Arreola-Robles’ detention comes after the arrest of another DACA recipient Daniel Ramirez in Seattle, Washington, on Feb. 10, renewing fears among other DACA recipients that President Trump is going to do away with the program, and with it, the protections they have.
Even though Trump said he would get rid of DACA on the campaign trail, in recent weeks he has said he will deal with the group of undocumented immigrants "with heart" and left the program out of recent executive orders that greatly expanded ICE's deportation mandate to include practically all people living in the US illegally.
White House press secretary Sean Spicer on Thursday told reporters that the executive orders, which affect an estimated 11 million people, were merely meant to "untie the hands" of ICE and border patrol agents.

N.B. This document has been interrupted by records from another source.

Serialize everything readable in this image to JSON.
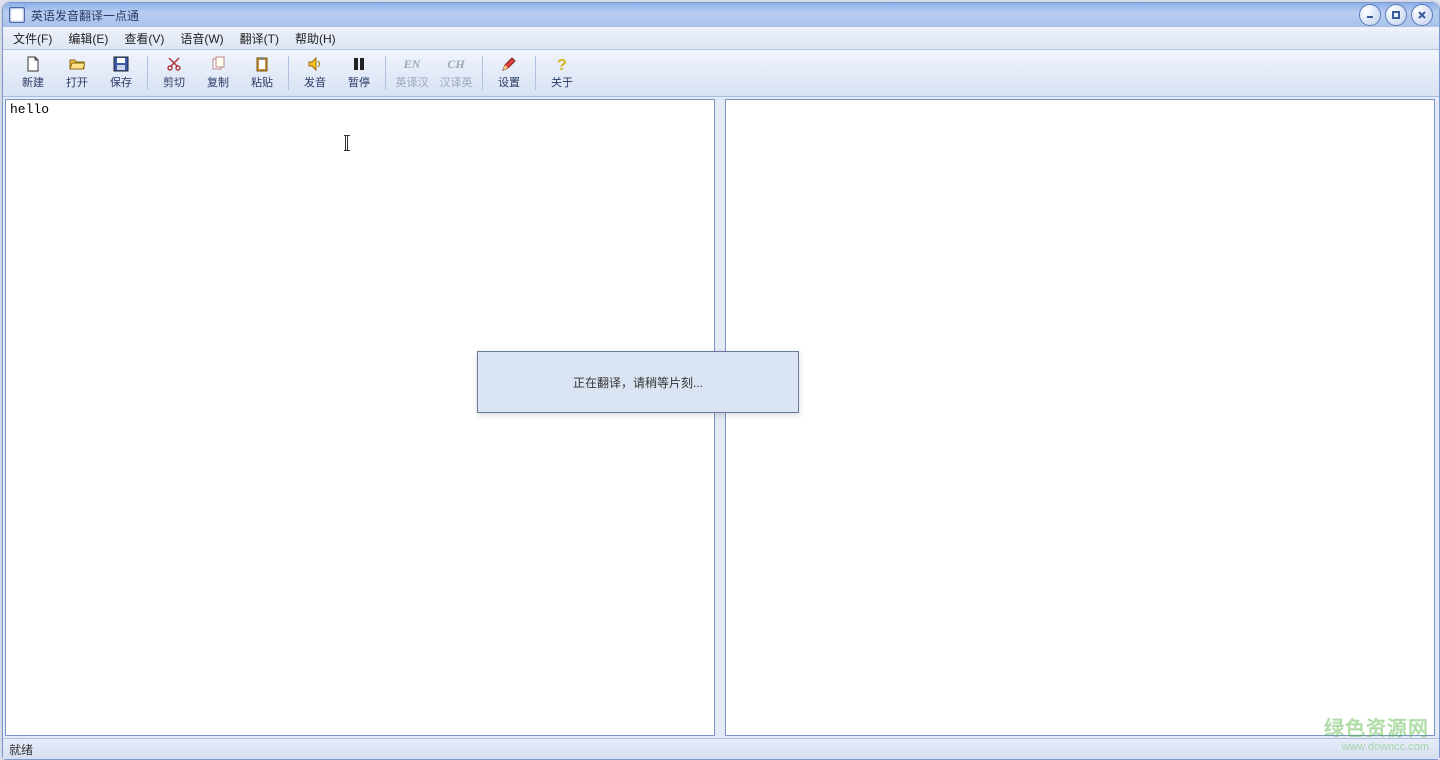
{
  "window": {
    "title": "英语发音翻译一点通"
  },
  "menubar": {
    "file": "文件(F)",
    "edit": "编辑(E)",
    "view": "查看(V)",
    "voice": "语音(W)",
    "trans": "翻译(T)",
    "help": "帮助(H)"
  },
  "toolbar": {
    "new": "新建",
    "open": "打开",
    "save": "保存",
    "cut": "剪切",
    "copy": "复制",
    "paste": "粘贴",
    "speak": "发音",
    "pause": "暂停",
    "en2cn": "英译汉",
    "cn2en": "汉译英",
    "settings": "设置",
    "about": "关于",
    "en_icon_text": "EN",
    "ch_icon_text": "CH"
  },
  "editor": {
    "left_text": "hello",
    "right_text": ""
  },
  "dialog": {
    "message": "正在翻译，请稍等片刻..."
  },
  "statusbar": {
    "text": "就绪"
  },
  "watermark": {
    "line1": "绿色资源网",
    "line2": "www.downcc.com"
  }
}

"In the previous administration, their hands were tied, there was exception after exception after exception," Spicer said. "The fact is, we are a nation of laws and have to have a system of legal immigration that's respected."
He also insisted the those who posed a threat to the US, or with criminal records, remained a priority.
Arreola-Robles was served with documents placing him in removal proceedings, but they haven’t been submitted to immigration court.
Making matters worse, Portas said, he hasn’t been told by ICE where his client was held or given access to him. It was lawyer with the Department of Justice who told Portas Arreola-Robles was in Georgia.
“That’s very troublesome,” Portas said. “Any person living in this country should be worried if someone is being detained and has no access to a lawyer.”
It’s likely Arreola-Robles was moved to two different states because there were not enough beds, Portas said.
At a press conference in Los Angeles, Arreola-Robles’ mother, Rosa Robles, said she’s desperate to find out any information about her son's whereabouts.
"I'm here asking for your help in finding my son,” Robles said in Spanish. “I’m worried they’re going to throw him back to Mexico.”
Robles said she’s worried her son is too naive and lacks the life experience to deal with his current situation. She also said he's needed at home because he helps to take care of his special needs sister.
Arreola-Robles was brought to the US when he was 18 months old by his parents and grew up in North Hollywood, Robles said. He graduated from high school and attended college briefly before dropping out to work at a hotel with his dad.
The last time she saw Arreola-Robles was 6 p.m. on Feb. 11 as he was leaving their apartment. She has spoken to him four or five times by phone after he was detained.
His girlfriend, Crystal Alvarado, said the entire ordeal has been difficult on his family.
“He tells me to please take care of his sisters,” Alvarado said. “All I want for him is to return to his family.”